Aus dem Portugiesischen lässt sich das Wort von Masthahn (capao) ableiten. Im Wörterbuch findet man unter Capoeira die Übersetzung Hühnerstall. Es könnte auf den Hahnenkampf hinweisen, der vielleicht dem Ablauf in einer Roda ähnelt (Ivan Jung, in Matices Heft 35, 2002, S.36).
Die Ureinwohner Brasiliens, die Tupi Indianer, verstehen unter dem Begriff eine in den Wäldern lebende Vogelart, bei der die Männchen Kämpfe um den Vorrang ausüben. Allerdings bezeichnen sie unter dem Begriff auch eine gerodete Urwaldlichtung. Die Deutung könnte darin liegen, dass sich die Sklaven an Lichtungen trafen, um dann im Wald Schutz zu suchen (Piero Onori, 1988, S. 14).
Nun besteht die Möglichkeit diese Erklärungen für sich zusammen zu sehen und heraus würde eine komplexe Deutung kommen. So geheimnisvoll wie die Geschichte, ist auch die Herkunft des Begriffs „Capoeira“.

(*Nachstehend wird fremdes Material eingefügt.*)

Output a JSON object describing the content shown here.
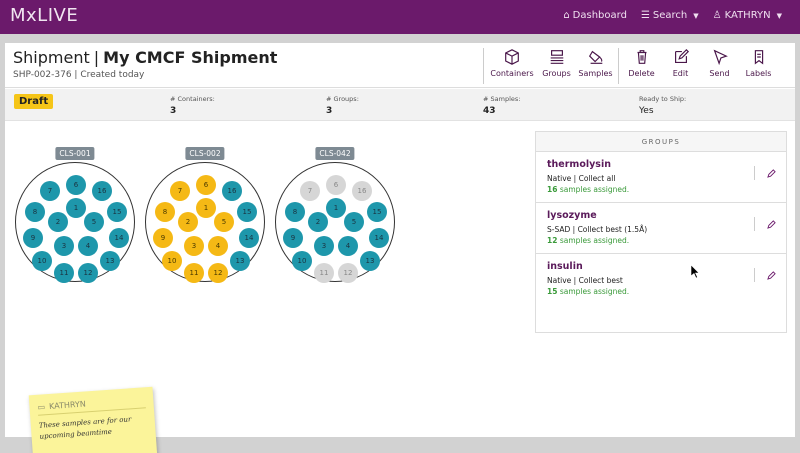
{
  "nav": {
    "brand": "MxLIVE",
    "dashboard": "Dashboard",
    "search": "Search",
    "user": "KATHRYN"
  },
  "header": {
    "title": "Shipment",
    "separator": "|",
    "name": "My CMCF Shipment",
    "subtitle": "SHP-002-376 | Created today"
  },
  "toolbar": {
    "containers": "Containers",
    "groups": "Groups",
    "samples": "Samples",
    "delete": "Delete",
    "edit": "Edit",
    "send": "Send",
    "labels": "Labels"
  },
  "status": {
    "badge": "Draft",
    "containers_label": "# Containers:",
    "containers_value": "3",
    "groups_label": "# Groups:",
    "groups_value": "3",
    "samples_label": "# Samples:",
    "samples_value": "43",
    "ready_label": "Ready to Ship:",
    "ready_value": "Yes"
  },
  "containers": [
    {
      "name": "CLS-001",
      "ports": [
        {
          "n": "1",
          "c": "teal"
        },
        {
          "n": "2",
          "c": "teal"
        },
        {
          "n": "3",
          "c": "teal"
        },
        {
          "n": "4",
          "c": "teal"
        },
        {
          "n": "5",
          "c": "teal"
        },
        {
          "n": "6",
          "c": "teal"
        },
        {
          "n": "7",
          "c": "teal"
        },
        {
          "n": "8",
          "c": "teal"
        },
        {
          "n": "9",
          "c": "teal"
        },
        {
          "n": "10",
          "c": "teal"
        },
        {
          "n": "11",
          "c": "teal"
        },
        {
          "n": "12",
          "c": "teal"
        },
        {
          "n": "13",
          "c": "teal"
        },
        {
          "n": "14",
          "c": "teal"
        },
        {
          "n": "15",
          "c": "teal"
        },
        {
          "n": "16",
          "c": "teal"
        }
      ]
    },
    {
      "name": "CLS-002",
      "ports": [
        {
          "n": "1",
          "c": "yellow"
        },
        {
          "n": "2",
          "c": "yellow"
        },
        {
          "n": "3",
          "c": "yellow"
        },
        {
          "n": "4",
          "c": "yellow"
        },
        {
          "n": "5",
          "c": "yellow"
        },
        {
          "n": "6",
          "c": "yellow"
        },
        {
          "n": "7",
          "c": "yellow"
        },
        {
          "n": "8",
          "c": "yellow"
        },
        {
          "n": "9",
          "c": "yellow"
        },
        {
          "n": "10",
          "c": "yellow"
        },
        {
          "n": "11",
          "c": "yellow"
        },
        {
          "n": "12",
          "c": "yellow"
        },
        {
          "n": "13",
          "c": "teal"
        },
        {
          "n": "14",
          "c": "teal"
        },
        {
          "n": "15",
          "c": "teal"
        },
        {
          "n": "16",
          "c": "teal"
        }
      ]
    },
    {
      "name": "CLS-042",
      "ports": [
        {
          "n": "1",
          "c": "teal"
        },
        {
          "n": "2",
          "c": "teal"
        },
        {
          "n": "3",
          "c": "teal"
        },
        {
          "n": "4",
          "c": "teal"
        },
        {
          "n": "5",
          "c": "teal"
        },
        {
          "n": "6",
          "c": "grey"
        },
        {
          "n": "7",
          "c": "grey"
        },
        {
          "n": "8",
          "c": "teal"
        },
        {
          "n": "9",
          "c": "teal"
        },
        {
          "n": "10",
          "c": "teal"
        },
        {
          "n": "11",
          "c": "grey"
        },
        {
          "n": "12",
          "c": "grey"
        },
        {
          "n": "13",
          "c": "teal"
        },
        {
          "n": "14",
          "c": "teal"
        },
        {
          "n": "15",
          "c": "teal"
        },
        {
          "n": "16",
          "c": "grey"
        }
      ]
    }
  ],
  "groups": {
    "heading": "GROUPS",
    "items": [
      {
        "name": "thermolysin",
        "desc": "Native | Collect all",
        "count": "16",
        "count_suffix": "samples assigned."
      },
      {
        "name": "lysozyme",
        "desc": "S-SAD | Collect best (1.5Å)",
        "count": "12",
        "count_suffix": "samples assigned."
      },
      {
        "name": "insulin",
        "desc": "Native | Collect best",
        "count": "15",
        "count_suffix": "samples assigned."
      }
    ]
  },
  "note": {
    "author": "KATHRYN",
    "text": "These samples are for our upcoming beamtime"
  },
  "colors": {
    "nav": "#6b1a6b",
    "teal": "#1e97ab",
    "yellow": "#f5b915",
    "grey": "#d6d6d6",
    "badge": "#f5c518"
  }
}
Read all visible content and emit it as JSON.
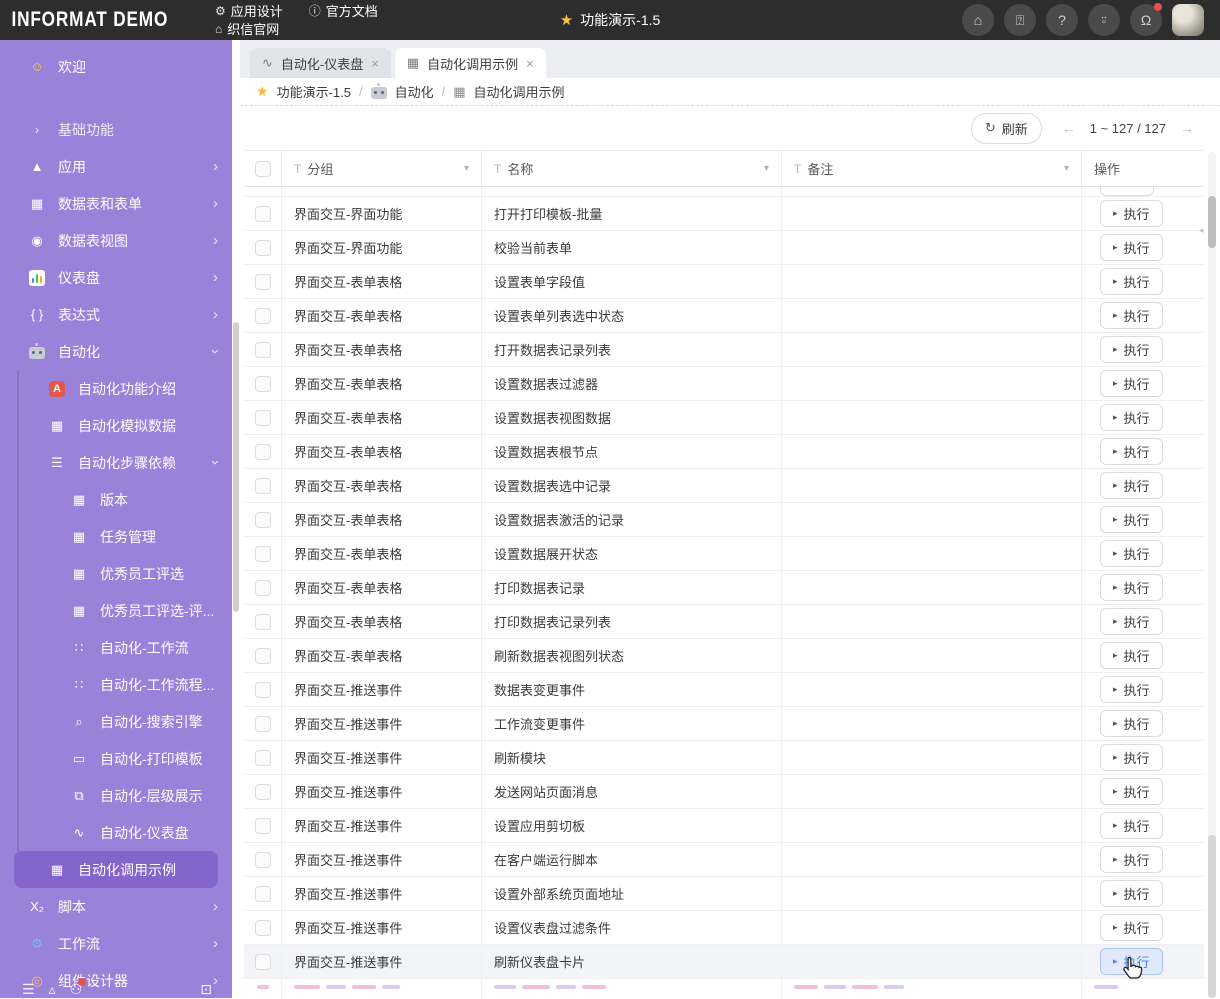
{
  "topbar": {
    "logo": "INFORMAT DEMO",
    "menu": [
      {
        "icon": "gear-icon",
        "glyph": "⚙",
        "label": "应用设计"
      },
      {
        "icon": "info-icon",
        "glyph": "ⓘ",
        "label": "官方文档"
      },
      {
        "icon": "home-icon",
        "glyph": "⌂",
        "label": "织信官网"
      }
    ],
    "title": {
      "star_glyph": "★",
      "text": "功能演示-1.5"
    },
    "actions": [
      {
        "icon": "home-icon",
        "glyph": "⌂",
        "badge": false
      },
      {
        "icon": "feedback-icon",
        "glyph": "⍰",
        "badge": false
      },
      {
        "icon": "help-icon",
        "glyph": "?",
        "badge": false
      },
      {
        "icon": "bot-icon",
        "glyph": "⍤",
        "badge": false
      },
      {
        "icon": "bell-icon",
        "glyph": "Ω",
        "badge": true
      }
    ],
    "badge_color": "#e8504a"
  },
  "sidebar": {
    "bg_color": "#9a82da",
    "selected_color": "#8465cb",
    "items": [
      {
        "label": "欢迎",
        "level": 0,
        "icon": "smiley-icon",
        "glyph": "☺",
        "glyph_color": "#f7c948",
        "gap_after": true
      },
      {
        "label": "基础功能",
        "level": 0,
        "icon": "chevron-right-icon",
        "glyph": "›",
        "dim": true
      },
      {
        "label": "应用",
        "level": 0,
        "icon": "app-icon",
        "glyph": "▲",
        "chevron": "right"
      },
      {
        "label": "数据表和表单",
        "level": 0,
        "icon": "table-icon",
        "glyph": "▦",
        "chevron": "right"
      },
      {
        "label": "数据表视图",
        "level": 0,
        "icon": "table-view-icon",
        "glyph": "◉",
        "chevron": "right"
      },
      {
        "label": "仪表盘",
        "level": 0,
        "icon": "bar-chart-icon",
        "special": "bars",
        "chevron": "right"
      },
      {
        "label": "表达式",
        "level": 0,
        "icon": "braces-icon",
        "glyph": "{ }",
        "chevron": "right"
      },
      {
        "label": "自动化",
        "level": 0,
        "icon": "robot-icon",
        "special": "robot",
        "chevron": "down"
      },
      {
        "label": "自动化功能介绍",
        "level": 1,
        "icon": "a-badge-icon",
        "special": "a-badge",
        "guide": true
      },
      {
        "label": "自动化模拟数据",
        "level": 1,
        "icon": "table-icon",
        "glyph": "▦",
        "guide": true
      },
      {
        "label": "自动化步骤依赖",
        "level": 1,
        "icon": "database-icon",
        "glyph": "☰",
        "chevron": "down",
        "guide": true
      },
      {
        "label": "版本",
        "level": 2,
        "icon": "table-icon",
        "glyph": "▦",
        "guide": true
      },
      {
        "label": "任务管理",
        "level": 2,
        "icon": "table-icon",
        "glyph": "▦",
        "guide": true
      },
      {
        "label": "优秀员工评选",
        "level": 2,
        "icon": "table-icon",
        "glyph": "▦",
        "guide": true
      },
      {
        "label": "优秀员工评选-评...",
        "level": 2,
        "icon": "table-icon",
        "glyph": "▦",
        "guide": true
      },
      {
        "label": "自动化-工作流",
        "level": 2,
        "icon": "workflow-icon",
        "glyph": "∷",
        "guide": true
      },
      {
        "label": "自动化-工作流程...",
        "level": 2,
        "icon": "workflow-icon",
        "glyph": "∷",
        "guide": true
      },
      {
        "label": "自动化-搜索引擎",
        "level": 2,
        "icon": "search-icon",
        "glyph": "⌕",
        "guide": true
      },
      {
        "label": "自动化-打印模板",
        "level": 2,
        "icon": "print-template-icon",
        "glyph": "▭",
        "guide": true
      },
      {
        "label": "自动化-层级展示",
        "level": 2,
        "icon": "layers-icon",
        "glyph": "⧉",
        "guide": true
      },
      {
        "label": "自动化-仪表盘",
        "level": 2,
        "icon": "line-chart-icon",
        "glyph": "∿",
        "guide": true
      },
      {
        "label": "自动化调用示例",
        "level": 1,
        "icon": "table-icon",
        "glyph": "▦",
        "selected": true
      },
      {
        "label": "脚本",
        "level": 0,
        "icon": "script-icon",
        "glyph": "X₂",
        "chevron": "right"
      },
      {
        "label": "工作流",
        "level": 0,
        "icon": "workflow-blue-icon",
        "glyph": "⚙",
        "glyph_color": "#7fb4f0",
        "chevron": "right"
      },
      {
        "label": "组件设计器",
        "level": 0,
        "icon": "compass-icon",
        "glyph": "◎",
        "glyph_color": "#f0c36c",
        "chevron": "right"
      }
    ],
    "footer_icons": [
      {
        "icon": "menu-lines-icon",
        "glyph": "☰",
        "badge": false
      },
      {
        "icon": "font-icon",
        "glyph": "▵",
        "badge": false
      },
      {
        "icon": "profile-icon",
        "glyph": "⚇",
        "badge": true
      }
    ],
    "footer_right_icon": {
      "icon": "collapse-panel-icon",
      "glyph": "⊡"
    }
  },
  "tabs": [
    {
      "label": "自动化-仪表盘",
      "icon": "line-chart-icon",
      "glyph": "∿",
      "close_glyph": "×",
      "active": false
    },
    {
      "label": "自动化调用示例",
      "icon": "table-icon",
      "glyph": "▦",
      "close_glyph": "×",
      "active": true
    }
  ],
  "breadcrumb": {
    "star_glyph": "★",
    "items": [
      {
        "label": "功能演示-1.5",
        "icon": "star-icon"
      },
      {
        "label": "自动化",
        "icon": "robot-icon"
      },
      {
        "label": "自动化调用示例",
        "icon": "table-icon",
        "glyph": "▦"
      }
    ],
    "separator": "/"
  },
  "toolbar": {
    "refresh_label": "刷新",
    "refresh_glyph": "↻",
    "pagination": {
      "prev_glyph": "←",
      "text": "1 ~ 127 / 127",
      "next_glyph": "→"
    }
  },
  "table": {
    "columns": [
      {
        "label": "分组",
        "filter_glyph": "T",
        "caret_glyph": "▾"
      },
      {
        "label": "名称",
        "filter_glyph": "T",
        "caret_glyph": "▾"
      },
      {
        "label": "备注",
        "filter_glyph": "T",
        "caret_glyph": "▾"
      },
      {
        "label": "操作"
      }
    ],
    "action_label": "执行",
    "action_play_glyph": "▸",
    "rows": [
      {
        "group": "界面交互-界面功能",
        "name": "打开打印模板-批量",
        "note": ""
      },
      {
        "group": "界面交互-界面功能",
        "name": "校验当前表单",
        "note": ""
      },
      {
        "group": "界面交互-表单表格",
        "name": "设置表单字段值",
        "note": ""
      },
      {
        "group": "界面交互-表单表格",
        "name": "设置表单列表选中状态",
        "note": ""
      },
      {
        "group": "界面交互-表单表格",
        "name": "打开数据表记录列表",
        "note": ""
      },
      {
        "group": "界面交互-表单表格",
        "name": "设置数据表过滤器",
        "note": ""
      },
      {
        "group": "界面交互-表单表格",
        "name": "设置数据表视图数据",
        "note": ""
      },
      {
        "group": "界面交互-表单表格",
        "name": "设置数据表根节点",
        "note": ""
      },
      {
        "group": "界面交互-表单表格",
        "name": "设置数据表选中记录",
        "note": ""
      },
      {
        "group": "界面交互-表单表格",
        "name": "设置数据表激活的记录",
        "note": ""
      },
      {
        "group": "界面交互-表单表格",
        "name": "设置数据展开状态",
        "note": ""
      },
      {
        "group": "界面交互-表单表格",
        "name": "打印数据表记录",
        "note": ""
      },
      {
        "group": "界面交互-表单表格",
        "name": "打印数据表记录列表",
        "note": ""
      },
      {
        "group": "界面交互-表单表格",
        "name": "刷新数据表视图列状态",
        "note": ""
      },
      {
        "group": "界面交互-推送事件",
        "name": "数据表变更事件",
        "note": ""
      },
      {
        "group": "界面交互-推送事件",
        "name": "工作流变更事件",
        "note": ""
      },
      {
        "group": "界面交互-推送事件",
        "name": "刷新模块",
        "note": ""
      },
      {
        "group": "界面交互-推送事件",
        "name": "发送网站页面消息",
        "note": ""
      },
      {
        "group": "界面交互-推送事件",
        "name": "设置应用剪切板",
        "note": ""
      },
      {
        "group": "界面交互-推送事件",
        "name": "在客户端运行脚本",
        "note": ""
      },
      {
        "group": "界面交互-推送事件",
        "name": "设置外部系统页面地址",
        "note": ""
      },
      {
        "group": "界面交互-推送事件",
        "name": "设置仪表盘过滤条件",
        "note": ""
      },
      {
        "group": "界面交互-推送事件",
        "name": "刷新仪表盘卡片",
        "note": "",
        "hovered": true
      }
    ]
  },
  "colors": {
    "topbar_bg": "#2d2d2d",
    "sidebar_bg": "#9a82da",
    "sidebar_selected": "#8465cb",
    "accent_blue": "#4d82ec",
    "star_yellow": "#f5b941",
    "badge_red": "#e8504a",
    "skeleton_pink": "#f0bede",
    "skeleton_violet": "#ddc9f0"
  }
}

Im 16. Jahrhundert wurden Afrikaner als Arbeitssklaven von den Portugiesen nach Brasilien verschifft. Sie brachten ihre verschiedenen Kulturen mit. Im Laufe der Jahrhunderte vermischten diese sich und es entstand etwas neues, „eine Mischung aus verschiedenen Kampfstilen, Tänzen, Akrobatik, Musik, Philosophie und Theater. Wir haben nun eine Ahnung davon, wie die Capoeira geboren wurde: Eine Mischung unterschiedlicher Kampfkünste, Tänze, Rituale und Instrumente aus verschiedenen Teilen Afrikas“(Nestor Capoeira, 2000, S. 30).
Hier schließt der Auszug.